Ora la dottoressa Morfini è impegnata in prevalenza con un team di studiosi composto quasi esclusivamente da donne, e pensa già ai prossimi progetti da realizzare con la sua associazione: la partecipazione alla realizzazione di un catalogo in lingua inglese e spagnola della collezione egizia conservata nel museo delle belle arti de L’Avana (Cuba); la nuova campagna a Luxor; lo studio e la pubblicazione di materiale egizio rinvenuto nel museo Nazionale di Accra (Ghana); la collaborazione alla realizzazione della mostra “La tecnica della Mummificazione in Egitto e nelle Isole Canarie”, una mostra didattica per le scuole che partirà dalle Isole Canarie e approderà in seguito in Italia.
E Lucca?
“Resto molto legata alla mia città di origine. Lì ho ancora la mia famiglia e i miei amici. Quando ero in Italia, mi piaceva suonare la chitarra con il mio gruppo (frequentavo la Jam Academy e lì ho ancora qualche contatto) e trascorrere le serate assieme al mio giro di conoscenze. Quello è lo stile di vita a cui continuo a sentirmi vicina. Leida è una città molto bella, ma la gente ha un carattere un po’ chiuso e una concezione del divertimento piuttosto differente dalla nostra. Anche per questo, detto in tutta sincerità, cerco di stare fuori per lavoro buona parte dell’anno. Ma a Lucca, ora come ora, non rientrerò. C’è tutto un mondo fuori che ha molto da offrire”. In università, magari, per proseguire la carriera accademica? “Non mi ci vedo proprio seduta dietro una scrivania – dice ‘Irene Jones’, sfoderando un sorriso pieno di fiducia nel futuro –, continuerò a fare quello che sto facendo, se il destino vorrà. Ma io in fondo ci credo. Dopo tutto, anche la vita che sto vivendo adesso fino a pochi anni fa sembrava soltanto una scommessa azzardata. Che per il momento ho vinto io”.

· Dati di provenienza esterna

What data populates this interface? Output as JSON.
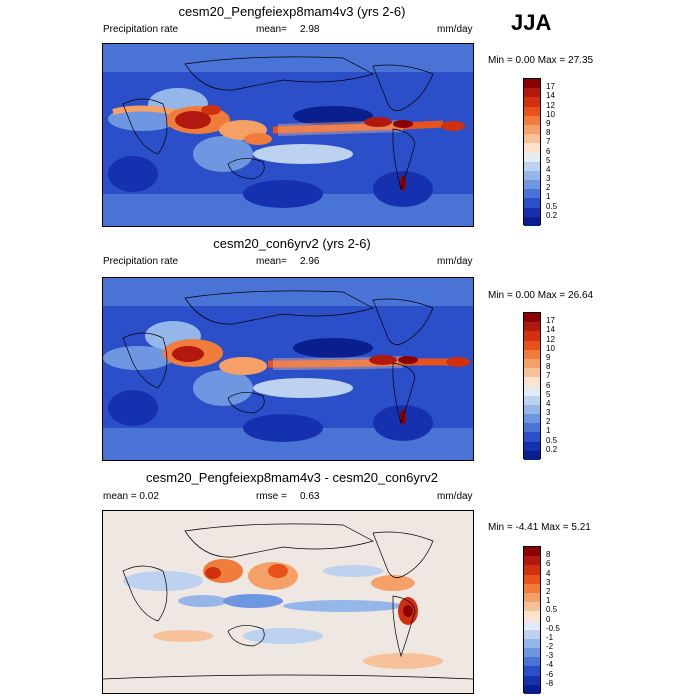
{
  "season": "JJA",
  "panels": [
    {
      "title": "cesm20_Pengfeiexp8mam4v3 (yrs 2-6)",
      "left_label": "Precipitation rate",
      "mean_label": "mean=",
      "mean_value": "2.98",
      "units": "mm/day",
      "minmax": "Min =   0.00 Max =  27.35"
    },
    {
      "title": "cesm20_con6yrv2 (yrs 2-6)",
      "left_label": "Precipitation rate",
      "mean_label": "mean=",
      "mean_value": "2.96",
      "units": "mm/day",
      "minmax": "Min =   0.00 Max =  26.64"
    },
    {
      "title": "cesm20_Pengfeiexp8mam4v3 - cesm20_con6yrv2",
      "left_label": "mean =   0.02",
      "mean_label": "rmse =",
      "mean_value": "0.63",
      "units": "mm/day",
      "minmax": "Min =  -4.41 Max =   5.21"
    }
  ],
  "colorbars": {
    "precip": {
      "labels": [
        "17",
        "14",
        "12",
        "10",
        "9",
        "8",
        "7",
        "6",
        "5",
        "4",
        "3",
        "2",
        "1",
        "0.5",
        "0.2"
      ],
      "colors": [
        "#8b0000",
        "#b2180e",
        "#d1300f",
        "#e8531c",
        "#f07c3c",
        "#f4a067",
        "#f7c29a",
        "#fbe3cd",
        "#e3ebf6",
        "#bcd2ef",
        "#95b6e8",
        "#6f96e0",
        "#4a73d6",
        "#2b4fc8",
        "#1631b0",
        "#0a1f8e"
      ]
    },
    "diff": {
      "labels": [
        "8",
        "6",
        "4",
        "3",
        "2",
        "1",
        "0.5",
        "0",
        "-0.5",
        "-1",
        "-2",
        "-3",
        "-4",
        "-6",
        "-8"
      ],
      "colors": [
        "#8b0000",
        "#b2180e",
        "#d1300f",
        "#e8531c",
        "#f07c3c",
        "#f4a067",
        "#f7c29a",
        "#fbe3cd",
        "#e3ebf6",
        "#bcd2ef",
        "#95b6e8",
        "#6f96e0",
        "#4a73d6",
        "#2b4fc8",
        "#1631b0",
        "#0a1f8e"
      ]
    }
  },
  "chart_data": [
    {
      "type": "heatmap",
      "title": "cesm20_Pengfeiexp8mam4v3 (yrs 2-6)",
      "variable": "Precipitation rate",
      "units": "mm/day",
      "mean": 2.98,
      "min": 0.0,
      "max": 27.35,
      "levels": [
        0.2,
        0.5,
        1,
        2,
        3,
        4,
        5,
        6,
        7,
        8,
        9,
        10,
        12,
        14,
        17
      ]
    },
    {
      "type": "heatmap",
      "title": "cesm20_con6yrv2 (yrs 2-6)",
      "variable": "Precipitation rate",
      "units": "mm/day",
      "mean": 2.96,
      "min": 0.0,
      "max": 26.64,
      "levels": [
        0.2,
        0.5,
        1,
        2,
        3,
        4,
        5,
        6,
        7,
        8,
        9,
        10,
        12,
        14,
        17
      ]
    },
    {
      "type": "heatmap",
      "title": "cesm20_Pengfeiexp8mam4v3 - cesm20_con6yrv2",
      "units": "mm/day",
      "mean": 0.02,
      "rmse": 0.63,
      "min": -4.41,
      "max": 5.21,
      "levels": [
        -8,
        -6,
        -4,
        -3,
        -2,
        -1,
        -0.5,
        0,
        0.5,
        1,
        2,
        3,
        4,
        6,
        8
      ]
    }
  ]
}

Lontano, le pale del penultimo mulino a vento di Leida fendono l’aria in silenzio. Da queste parti gli italiani sono sempre stati di casa. A pochi km da qui c’è un sobborgo chiamato Lombardijen; l’origine del toponimo non è certa, ma Lombardi è il nome con cui l’Europa ha a lungo indicato gli italiani tutti nel medioevo. I Paesi Bassi hanno appreso fin troppo bene la lezione dei nostri connazionali, quando la supremazia commerciale e finanziaria del Belpaese si è spostata dal Mediterraneo al Mare del Nord lentamente nel corso del XVI° e XVII° secolo. Secoli dopo Leida continua ad attrarre intelligenze, per farne impiegati della conoscenza. Qualcuno non si lascia convincere.